El brillo en los ojos de Karina se fue apagando poco a poco. Justo cuando la desesperación la venció y cerró los ojos, una mano fuerte y caliente se aferró a su muñeca. De pronto, todo giró a su alrededor y se sintió envuelta en unos brazos sólidos.
—¡Agárrate de mí! —la voz, segura y urgente, la sacudió.
Aquel hombre la levantó como si fuera una pluma, sin delicadeza alguna, tal cual levantaría a un gato del suelo.
En el siguiente instante, algo explotó frente a ellos. El desconocido la apretó aún más contra su pecho, cubriéndole la cabeza.
El aire se llenó con el olor picante de la pólvora, y una oleada de calor ardiente los envolvió desde atrás. Sin embargo, entre todo ese caos, Karina sintió algo más. Un aroma cortante, casi gélido, que le resultaba tan extraño como familiar.
La nube de humo la obligó a cerrar los ojos. A duras penas, entreabrió los párpados, queriendo ver el rostro de quien la estaba salvando.

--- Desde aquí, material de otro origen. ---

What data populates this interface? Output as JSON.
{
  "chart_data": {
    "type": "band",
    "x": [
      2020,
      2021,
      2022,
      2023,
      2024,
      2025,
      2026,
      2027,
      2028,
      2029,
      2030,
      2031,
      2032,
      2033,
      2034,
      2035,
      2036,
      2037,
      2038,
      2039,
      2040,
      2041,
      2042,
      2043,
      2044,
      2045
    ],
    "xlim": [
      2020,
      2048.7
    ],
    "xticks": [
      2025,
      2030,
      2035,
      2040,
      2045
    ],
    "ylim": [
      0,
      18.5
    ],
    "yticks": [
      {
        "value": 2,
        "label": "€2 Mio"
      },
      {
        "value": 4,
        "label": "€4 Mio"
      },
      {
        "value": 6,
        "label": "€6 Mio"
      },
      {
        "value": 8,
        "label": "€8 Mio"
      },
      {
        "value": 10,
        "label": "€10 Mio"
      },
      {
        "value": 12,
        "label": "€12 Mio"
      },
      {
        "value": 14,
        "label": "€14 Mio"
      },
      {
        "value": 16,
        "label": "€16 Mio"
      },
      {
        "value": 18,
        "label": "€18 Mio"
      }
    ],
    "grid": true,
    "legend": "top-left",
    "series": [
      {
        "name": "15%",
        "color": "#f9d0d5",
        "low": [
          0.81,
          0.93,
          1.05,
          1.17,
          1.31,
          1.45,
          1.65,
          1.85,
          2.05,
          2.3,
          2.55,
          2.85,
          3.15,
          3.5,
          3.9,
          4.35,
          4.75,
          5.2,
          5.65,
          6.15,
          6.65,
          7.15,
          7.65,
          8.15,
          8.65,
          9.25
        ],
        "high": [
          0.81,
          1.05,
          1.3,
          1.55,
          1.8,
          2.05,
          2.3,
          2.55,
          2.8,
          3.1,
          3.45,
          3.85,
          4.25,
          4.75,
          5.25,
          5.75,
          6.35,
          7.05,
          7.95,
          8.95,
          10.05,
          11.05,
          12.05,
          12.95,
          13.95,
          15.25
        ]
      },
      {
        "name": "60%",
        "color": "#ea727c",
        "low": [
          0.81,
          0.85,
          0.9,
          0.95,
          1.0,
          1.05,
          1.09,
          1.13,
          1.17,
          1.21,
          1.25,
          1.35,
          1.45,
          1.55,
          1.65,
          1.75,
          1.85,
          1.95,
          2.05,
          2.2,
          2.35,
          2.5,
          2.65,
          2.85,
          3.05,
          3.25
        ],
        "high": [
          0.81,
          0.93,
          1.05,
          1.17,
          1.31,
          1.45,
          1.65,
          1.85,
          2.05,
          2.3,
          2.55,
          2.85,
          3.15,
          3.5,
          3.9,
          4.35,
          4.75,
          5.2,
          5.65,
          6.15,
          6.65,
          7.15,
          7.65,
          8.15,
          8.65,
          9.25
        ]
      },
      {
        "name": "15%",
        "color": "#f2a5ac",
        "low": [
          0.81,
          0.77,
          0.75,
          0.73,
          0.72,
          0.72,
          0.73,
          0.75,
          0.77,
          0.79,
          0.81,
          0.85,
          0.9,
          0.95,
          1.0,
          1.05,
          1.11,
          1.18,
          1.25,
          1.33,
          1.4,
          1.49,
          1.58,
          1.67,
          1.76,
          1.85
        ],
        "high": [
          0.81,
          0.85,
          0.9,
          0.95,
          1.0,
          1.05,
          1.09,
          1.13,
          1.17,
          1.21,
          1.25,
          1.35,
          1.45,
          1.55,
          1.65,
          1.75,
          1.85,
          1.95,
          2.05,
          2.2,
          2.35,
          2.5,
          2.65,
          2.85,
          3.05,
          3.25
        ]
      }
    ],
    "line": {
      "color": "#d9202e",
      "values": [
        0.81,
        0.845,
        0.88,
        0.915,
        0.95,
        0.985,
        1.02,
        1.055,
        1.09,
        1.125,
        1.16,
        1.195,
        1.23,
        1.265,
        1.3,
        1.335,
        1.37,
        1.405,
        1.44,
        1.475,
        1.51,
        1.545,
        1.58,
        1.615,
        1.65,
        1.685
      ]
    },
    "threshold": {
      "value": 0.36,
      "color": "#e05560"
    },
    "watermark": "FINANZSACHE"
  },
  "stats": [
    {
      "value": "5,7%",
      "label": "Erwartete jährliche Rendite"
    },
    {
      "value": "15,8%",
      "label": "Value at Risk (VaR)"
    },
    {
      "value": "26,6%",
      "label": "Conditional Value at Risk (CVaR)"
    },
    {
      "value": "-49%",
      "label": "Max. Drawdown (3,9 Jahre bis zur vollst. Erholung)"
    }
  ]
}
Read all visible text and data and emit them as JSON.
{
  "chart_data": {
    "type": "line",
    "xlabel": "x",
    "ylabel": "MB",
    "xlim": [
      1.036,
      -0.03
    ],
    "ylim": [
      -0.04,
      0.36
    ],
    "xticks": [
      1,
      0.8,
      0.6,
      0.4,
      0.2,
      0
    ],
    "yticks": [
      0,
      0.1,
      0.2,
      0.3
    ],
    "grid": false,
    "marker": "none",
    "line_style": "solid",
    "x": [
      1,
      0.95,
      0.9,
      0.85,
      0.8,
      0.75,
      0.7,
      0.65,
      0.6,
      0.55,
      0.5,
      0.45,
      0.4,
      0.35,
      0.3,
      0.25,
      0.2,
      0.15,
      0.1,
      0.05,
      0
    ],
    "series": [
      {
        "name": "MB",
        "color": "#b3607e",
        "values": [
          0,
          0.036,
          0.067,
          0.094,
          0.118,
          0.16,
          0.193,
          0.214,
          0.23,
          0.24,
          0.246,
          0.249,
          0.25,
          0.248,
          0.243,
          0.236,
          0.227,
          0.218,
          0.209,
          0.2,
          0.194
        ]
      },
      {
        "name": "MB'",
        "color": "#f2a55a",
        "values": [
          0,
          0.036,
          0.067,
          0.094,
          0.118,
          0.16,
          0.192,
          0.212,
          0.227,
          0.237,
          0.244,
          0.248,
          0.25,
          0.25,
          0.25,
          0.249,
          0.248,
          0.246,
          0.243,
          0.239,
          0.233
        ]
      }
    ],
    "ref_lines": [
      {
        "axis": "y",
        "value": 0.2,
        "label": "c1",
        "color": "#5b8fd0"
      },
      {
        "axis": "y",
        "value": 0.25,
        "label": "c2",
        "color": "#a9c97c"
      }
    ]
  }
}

A través de la máscara de protección, solo alcanzó a distinguir unos ojos oscuros, profundos, insondables.
De reojo, alcanzó a ver cómo Valentín ya había salido con Fátima en brazos, colocándola en una zona segura. Apretaba a Fátima contra su pecho, como si temiera perderla de nuevo, con una angustia y un alivio en el rostro que Karina jamás le había visto.
Karina cerró los ojos despacio.
Una lágrima, silenciosa, rodó por su mejilla.
No le quedaba la menor duda.
Valentín también había regresado.
Solo que esta vez, él eligió a Fátima.
En la vida pasada, por salvar a Karina, Fátima murió en el incendio. Valentín llevó la foto de Fátima consigo durante siete años, recordándola cada día, atormentándose por su pérdida. Jamás permitió que otra mujer le diera un hijo, como si su vida se hubiera detenido en ese instante.
Ahora, por fin había salvado a la mujer de su corazón, compensando el dolor de la vida anterior.
¿No estaría feliz?
Karina dejó escapar una sonrisa amarga.
Quizá así era mejor.
Si el destino les había dado otra oportunidad, tal vez solo quería que, de una vez por todas, cortaran ese lazo que solo les trajo dolor.
Era momento de dejarlo ir.
El humo la había debilitado demasiado, y las emociones la tenían exhausta. Todo se volvió negro y perdió el conocimiento.
Justo antes de sumirse en la oscuridad total, creyó escuchar la voz inquieta de Valentín, gritando no muy lejos:
Después de eso, la vida de Karina se volvió una larga noche. Solo le quedaba la supuesta devoción de Valentín, que no era más que una máscara hueca. Nadie más le mostró nunca un poco de calor.
Todos la juzgaban por no quedar embarazada, murmuraban a sus espaldas, como si eso fuera lo único que importaba. Nadie sabía cuánta angustia sufría, cuántas noches lloraba en silencio, sin tener a quién contarle sus penas.
A veces, entre sueños, sollozaba deseando que su madre la abrazara y le dijera que todo estaría bien.
Pero ahora, la vida le daba otra oportunidad.
Esta vez, no dejaría que la tragedia se repitiera.
Yolanda Sierra, su madre, le acarició la espalda con suavidad, agradecida y temblorosa:
—¿Te asustaste mucho anoche? Por suerte, Valentín reaccionó rápido y te sacó del incendio... Hija, casi me da un infarto. Si te pasa algo, ¿qué haría yo justo cuando ya te vas a casar?
Karina frunció el ceño.
Ella recordaba perfectamente que Valentín había salvado a Fátima, no a ella. Alguien más la había sacado del fuego, así que, ¿por qué darle el crédito a Valentín?
Sin embargo, no era momento de discutir. Karina apretó la mano de su madre y, con una firmeza que no le cabía en el pecho, dijo:
—Mamá, no me voy a casar con Valentín.